Source file Emp2.txt has 6060 records. Surrogate key Emp_ID is generated starting from the last highest value previously generated.
Here in both the above jobs, Surrogate Key Generator stages are referring to the same surrogate key source file.

The third job, is a Sequence Job. In this the parallel jobs 1 and 2 are executed parallelly.

Observed Output:
Total no of records inserted into the target table Employee_Surrogate is 10,000 (i.e 3940+6060).
Generated Surrogate key range 1 to 10,030.
Hole in surrogate key 3971 to 4000(i.e 30)

Q:Why the holes are created in surrogate key range?
Please suggest the solution to remove these holes, if any..

Thank You.

Posted: Fri Feb 29, 2008 3:01 am
by ArndW
This is most likely due to the block size that is being used. In order to speed up execution, surrogate keys are generated in blocks instead of going to the file/database for each and every key. It is possible that holes can occur when the program is stopped where the rest of the keys in the block are left unused.

Posted: Fri Feb 29, 2008 6:56 am
by Raghavendra
If the partitions are not balanced properly, then surrogate key stage will generate the values with holes in the range.
If you want to generate the keys without any holes you should achieve perfect balance of records in the partitioning or you can use round robin partitioning while reading the data from the input (provided this partition will not affect your functionality)

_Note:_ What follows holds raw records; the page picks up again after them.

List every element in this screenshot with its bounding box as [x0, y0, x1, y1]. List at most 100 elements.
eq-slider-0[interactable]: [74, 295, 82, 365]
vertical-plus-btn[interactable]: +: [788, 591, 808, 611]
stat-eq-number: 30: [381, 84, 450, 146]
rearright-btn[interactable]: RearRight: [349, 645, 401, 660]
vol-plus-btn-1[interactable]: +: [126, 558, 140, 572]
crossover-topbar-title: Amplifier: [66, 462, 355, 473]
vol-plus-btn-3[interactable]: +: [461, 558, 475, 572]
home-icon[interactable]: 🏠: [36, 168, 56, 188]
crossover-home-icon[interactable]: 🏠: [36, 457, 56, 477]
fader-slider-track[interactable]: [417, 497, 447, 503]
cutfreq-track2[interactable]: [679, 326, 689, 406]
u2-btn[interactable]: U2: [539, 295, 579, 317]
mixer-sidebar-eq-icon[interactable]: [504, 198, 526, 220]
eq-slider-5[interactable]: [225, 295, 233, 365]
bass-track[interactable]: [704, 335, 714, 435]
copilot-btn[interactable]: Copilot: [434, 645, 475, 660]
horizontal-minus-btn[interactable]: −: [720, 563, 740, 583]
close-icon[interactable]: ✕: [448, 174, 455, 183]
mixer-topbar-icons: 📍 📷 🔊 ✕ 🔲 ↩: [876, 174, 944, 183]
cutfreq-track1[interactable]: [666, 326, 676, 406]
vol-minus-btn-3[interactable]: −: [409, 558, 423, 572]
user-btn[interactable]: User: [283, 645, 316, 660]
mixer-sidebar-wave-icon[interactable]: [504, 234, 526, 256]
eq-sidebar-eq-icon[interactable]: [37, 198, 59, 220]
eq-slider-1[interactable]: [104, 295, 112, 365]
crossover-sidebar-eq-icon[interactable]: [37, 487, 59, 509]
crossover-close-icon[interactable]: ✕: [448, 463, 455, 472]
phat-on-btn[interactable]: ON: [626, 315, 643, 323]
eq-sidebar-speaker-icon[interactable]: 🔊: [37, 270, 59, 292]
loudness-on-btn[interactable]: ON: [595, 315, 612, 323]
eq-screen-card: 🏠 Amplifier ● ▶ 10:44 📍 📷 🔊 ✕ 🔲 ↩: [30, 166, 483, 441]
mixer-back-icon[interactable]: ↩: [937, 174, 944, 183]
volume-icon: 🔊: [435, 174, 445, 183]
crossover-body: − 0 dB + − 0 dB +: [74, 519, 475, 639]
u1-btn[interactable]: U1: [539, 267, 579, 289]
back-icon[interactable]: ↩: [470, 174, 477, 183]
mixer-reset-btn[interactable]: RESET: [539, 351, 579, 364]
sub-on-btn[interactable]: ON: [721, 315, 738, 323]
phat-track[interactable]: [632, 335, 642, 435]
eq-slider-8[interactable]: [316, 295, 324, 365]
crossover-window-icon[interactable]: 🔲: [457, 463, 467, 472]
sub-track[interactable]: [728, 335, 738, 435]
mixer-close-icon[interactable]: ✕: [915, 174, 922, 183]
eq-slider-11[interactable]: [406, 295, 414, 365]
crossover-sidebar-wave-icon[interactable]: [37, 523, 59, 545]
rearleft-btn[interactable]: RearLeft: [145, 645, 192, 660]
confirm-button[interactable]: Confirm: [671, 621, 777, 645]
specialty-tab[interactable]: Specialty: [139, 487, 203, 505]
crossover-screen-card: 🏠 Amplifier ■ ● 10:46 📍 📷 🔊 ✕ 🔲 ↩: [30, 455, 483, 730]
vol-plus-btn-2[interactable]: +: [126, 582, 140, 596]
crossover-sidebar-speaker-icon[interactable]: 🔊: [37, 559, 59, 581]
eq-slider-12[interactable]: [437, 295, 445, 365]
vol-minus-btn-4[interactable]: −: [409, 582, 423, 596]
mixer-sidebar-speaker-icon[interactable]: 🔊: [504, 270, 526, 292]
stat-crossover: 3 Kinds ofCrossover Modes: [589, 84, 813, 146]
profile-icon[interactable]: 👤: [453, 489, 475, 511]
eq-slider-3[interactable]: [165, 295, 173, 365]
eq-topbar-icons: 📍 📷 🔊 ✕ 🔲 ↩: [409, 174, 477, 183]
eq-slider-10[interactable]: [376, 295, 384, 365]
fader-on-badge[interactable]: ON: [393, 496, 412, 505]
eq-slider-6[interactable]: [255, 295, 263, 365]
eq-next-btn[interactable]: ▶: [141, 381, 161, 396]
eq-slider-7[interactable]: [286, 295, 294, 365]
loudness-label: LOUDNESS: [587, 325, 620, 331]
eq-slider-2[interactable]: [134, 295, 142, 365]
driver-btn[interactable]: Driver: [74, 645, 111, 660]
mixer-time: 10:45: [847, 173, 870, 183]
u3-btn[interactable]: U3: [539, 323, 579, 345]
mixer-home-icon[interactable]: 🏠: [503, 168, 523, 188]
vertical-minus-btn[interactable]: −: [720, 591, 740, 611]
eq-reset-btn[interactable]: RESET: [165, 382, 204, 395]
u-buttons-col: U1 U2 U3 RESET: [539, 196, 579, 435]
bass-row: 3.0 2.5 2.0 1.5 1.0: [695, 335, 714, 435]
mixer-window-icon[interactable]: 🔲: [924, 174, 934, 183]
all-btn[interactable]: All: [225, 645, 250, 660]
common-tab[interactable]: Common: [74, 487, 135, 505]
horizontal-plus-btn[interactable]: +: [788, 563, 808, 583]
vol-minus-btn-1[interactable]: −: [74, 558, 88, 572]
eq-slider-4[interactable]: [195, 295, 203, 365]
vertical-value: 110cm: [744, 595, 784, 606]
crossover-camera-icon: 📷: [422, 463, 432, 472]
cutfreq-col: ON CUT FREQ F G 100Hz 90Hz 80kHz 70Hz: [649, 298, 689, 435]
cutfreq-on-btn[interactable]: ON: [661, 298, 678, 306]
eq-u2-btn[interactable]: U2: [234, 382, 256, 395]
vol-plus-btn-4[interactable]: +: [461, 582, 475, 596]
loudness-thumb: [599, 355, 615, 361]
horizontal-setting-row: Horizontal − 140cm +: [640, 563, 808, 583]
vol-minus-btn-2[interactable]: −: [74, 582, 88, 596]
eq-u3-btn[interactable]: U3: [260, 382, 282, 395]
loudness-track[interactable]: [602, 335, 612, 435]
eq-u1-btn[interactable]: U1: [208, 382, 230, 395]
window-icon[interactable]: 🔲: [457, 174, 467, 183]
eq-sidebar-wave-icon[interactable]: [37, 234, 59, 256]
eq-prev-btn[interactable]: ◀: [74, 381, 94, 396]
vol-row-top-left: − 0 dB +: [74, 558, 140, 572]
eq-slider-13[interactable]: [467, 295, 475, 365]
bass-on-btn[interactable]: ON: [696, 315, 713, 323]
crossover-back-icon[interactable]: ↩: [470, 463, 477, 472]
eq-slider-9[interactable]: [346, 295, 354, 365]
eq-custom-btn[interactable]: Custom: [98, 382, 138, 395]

Posted: Fri Feb 29, 2008 7:59 am
by kcbland
It's unnecessary to fill the holes. Surrogate keys inherently have no meaning other than to uniquely identify a row. The fact that they can be non-contiguous does not cause a single data discrepancy or issue. The largest concern is probably running out of numbers when exceeding the datatype.

This is a very common topic and an indication of ignorance in the "data architects" who design data warehouses. These "experts" often set the integer datatypes too small and then gaps become a concern because the maximum number is achieved.

The solution is to use a consistent integer datatype everywhere and then educate your architects. Suggest they read Kimball's articles and sections from his books where he more eloquently deflates this non-issue.

Posted: Fri Feb 29, 2008 8:17 am
by chulett
+1. A non-issue.

Posted: Fri Feb 29, 2008 3:33 pm
by ray.wurlod
One solution would be to force the entire job to execute sequentially. Which defeats the purpose of having this parallel engine and is, as others have noted, unnecessary. Then again, for only 10,000 rows it would probably perform adequately.